Il existe dans le judaïsme rabbinique une merveilleuse histoire qui met fortement en avant la valeur de ses propres convictions. Cette histoire est connue sous le nom de « Le four d’Akhnai » (Baba Metzia 59b, IIe siècle après J.-C.) : pour manger, les Juifs ont besoin d’ustensiles de cuisine casher, c’est-à-dire de récipients en terre cuite ou de fours. Contrairement à la vaisselle d’aujourd’hui, ceux-ci ne pouvaient plus être rendus casher s’ils étaient devenus impurs pour une raison quelconque. Il fallait au contraire les briser complètement. Un jour, un rabbin avisé eut l’idée de mettre au point un four qui avait déjà été brisé avant son utilisation, c’est-à-dire une sorte de four recyclable. Si ce four devenait impur, on le démontait sans grand effort, puis on le remontait à l’aide d’argile, on le cuisait à nouveau, et voilà qu’on obtenait un four neuf, rituellement pur. Alors que le rabbin Eliezer ben Hyrkanos trouvait cette idée formidable, les autres rabbins rejetèrent la proposition.
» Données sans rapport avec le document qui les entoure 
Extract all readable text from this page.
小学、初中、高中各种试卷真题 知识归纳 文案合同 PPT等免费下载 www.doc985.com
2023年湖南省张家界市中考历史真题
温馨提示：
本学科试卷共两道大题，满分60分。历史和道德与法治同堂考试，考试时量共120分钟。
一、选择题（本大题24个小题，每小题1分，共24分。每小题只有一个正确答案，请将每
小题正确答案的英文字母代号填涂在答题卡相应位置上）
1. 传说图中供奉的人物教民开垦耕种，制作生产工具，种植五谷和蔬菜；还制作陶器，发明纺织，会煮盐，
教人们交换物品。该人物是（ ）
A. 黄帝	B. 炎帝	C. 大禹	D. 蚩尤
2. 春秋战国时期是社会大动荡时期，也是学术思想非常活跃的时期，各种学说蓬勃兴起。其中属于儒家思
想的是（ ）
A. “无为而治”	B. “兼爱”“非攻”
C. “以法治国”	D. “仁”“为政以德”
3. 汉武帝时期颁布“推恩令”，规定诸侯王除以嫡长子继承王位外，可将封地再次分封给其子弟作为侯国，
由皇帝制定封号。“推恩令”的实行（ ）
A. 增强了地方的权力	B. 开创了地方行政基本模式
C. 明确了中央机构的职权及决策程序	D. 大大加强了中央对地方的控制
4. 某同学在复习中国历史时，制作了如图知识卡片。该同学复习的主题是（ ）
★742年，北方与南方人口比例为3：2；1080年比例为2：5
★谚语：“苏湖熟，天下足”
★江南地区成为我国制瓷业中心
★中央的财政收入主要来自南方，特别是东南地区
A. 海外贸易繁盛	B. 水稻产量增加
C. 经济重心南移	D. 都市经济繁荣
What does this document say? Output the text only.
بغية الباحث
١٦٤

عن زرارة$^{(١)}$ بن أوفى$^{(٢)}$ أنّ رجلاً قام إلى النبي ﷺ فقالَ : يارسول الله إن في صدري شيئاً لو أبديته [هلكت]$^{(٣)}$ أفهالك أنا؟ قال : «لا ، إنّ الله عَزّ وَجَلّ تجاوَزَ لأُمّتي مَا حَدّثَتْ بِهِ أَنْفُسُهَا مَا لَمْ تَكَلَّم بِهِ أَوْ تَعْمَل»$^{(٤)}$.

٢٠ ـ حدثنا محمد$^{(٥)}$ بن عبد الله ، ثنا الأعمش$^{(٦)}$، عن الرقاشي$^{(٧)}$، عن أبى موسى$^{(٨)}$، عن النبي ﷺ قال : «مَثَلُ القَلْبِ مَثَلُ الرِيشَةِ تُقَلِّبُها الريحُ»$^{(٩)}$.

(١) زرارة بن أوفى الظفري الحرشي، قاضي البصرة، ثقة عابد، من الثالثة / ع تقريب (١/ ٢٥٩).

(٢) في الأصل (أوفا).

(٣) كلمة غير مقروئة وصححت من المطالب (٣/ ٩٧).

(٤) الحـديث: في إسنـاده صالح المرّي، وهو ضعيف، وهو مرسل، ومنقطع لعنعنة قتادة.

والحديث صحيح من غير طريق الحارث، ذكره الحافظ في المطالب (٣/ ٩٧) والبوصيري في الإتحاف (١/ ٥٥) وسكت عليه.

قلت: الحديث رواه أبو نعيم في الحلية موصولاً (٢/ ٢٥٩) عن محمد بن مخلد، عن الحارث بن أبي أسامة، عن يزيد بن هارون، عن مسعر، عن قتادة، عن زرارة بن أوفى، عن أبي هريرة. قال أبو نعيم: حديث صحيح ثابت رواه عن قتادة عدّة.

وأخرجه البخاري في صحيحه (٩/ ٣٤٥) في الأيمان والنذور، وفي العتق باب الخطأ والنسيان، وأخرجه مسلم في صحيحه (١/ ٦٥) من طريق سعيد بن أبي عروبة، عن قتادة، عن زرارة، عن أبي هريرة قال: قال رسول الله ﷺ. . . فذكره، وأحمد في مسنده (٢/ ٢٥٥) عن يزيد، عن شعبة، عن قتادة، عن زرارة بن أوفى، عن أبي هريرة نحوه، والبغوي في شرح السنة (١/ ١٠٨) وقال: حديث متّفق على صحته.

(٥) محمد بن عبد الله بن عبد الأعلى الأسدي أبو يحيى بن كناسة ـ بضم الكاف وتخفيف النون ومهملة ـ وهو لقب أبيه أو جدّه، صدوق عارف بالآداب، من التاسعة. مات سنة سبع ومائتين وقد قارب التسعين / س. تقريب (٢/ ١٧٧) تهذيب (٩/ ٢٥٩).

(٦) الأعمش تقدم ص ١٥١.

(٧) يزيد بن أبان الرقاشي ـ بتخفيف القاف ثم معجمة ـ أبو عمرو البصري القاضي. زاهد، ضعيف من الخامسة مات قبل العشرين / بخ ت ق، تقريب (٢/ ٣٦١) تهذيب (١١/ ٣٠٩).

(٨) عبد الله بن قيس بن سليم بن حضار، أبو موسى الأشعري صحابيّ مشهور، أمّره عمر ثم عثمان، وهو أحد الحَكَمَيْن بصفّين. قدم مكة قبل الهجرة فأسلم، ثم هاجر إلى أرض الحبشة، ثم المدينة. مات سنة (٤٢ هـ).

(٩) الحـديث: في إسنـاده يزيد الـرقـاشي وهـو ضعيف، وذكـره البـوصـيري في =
Un débat houleux s’ensuivit à ce sujet au sein de la maison d’étude locale. Rabbi Eliezer, qui avait manifestement Dieu de son côté, parvint à confirmer à maintes reprises la justesse de sa conviction par divers miracles. Les autres rabbins ne voulurent toutefois pas se laisser distraire par ces miracles, mais préférèrent poursuivre le débat sur le fond de la question. Finalement, Rabbi Eliezer déclara : « Si j’ai raison, une voix céleste le prouvera ! » C’est alors que la voix de Dieu retentit et s’écria : « Qu’avez-vous contre le rabbin Eliezer ? Vous savez pourtant très bien qu’il a raison dans chaque cas et que la loi s’aligne toujours sur son point de vue. » Sur quoi le rabbin Yehoshua se leva, leva les yeux vers le ciel et répliqua : « La Torah n’est pas dans les cieux (Deutéronome 30,12). Tu nous as déjà donné la Torah, Éternel, et c’est précisément dans cette Torah qu’il est écrit qu’elle n’est plus au ciel, mais sur la terre. Ici, c’est la majorité démocratique qui décide (Exode 23,2). Et la majorité s’est prononcée contre l’avis de Rabbi Éliezer ! » Dieu et Rabbi Éliezer furent ainsi mis en minorité par une demi-douzaine d’autres rabbins.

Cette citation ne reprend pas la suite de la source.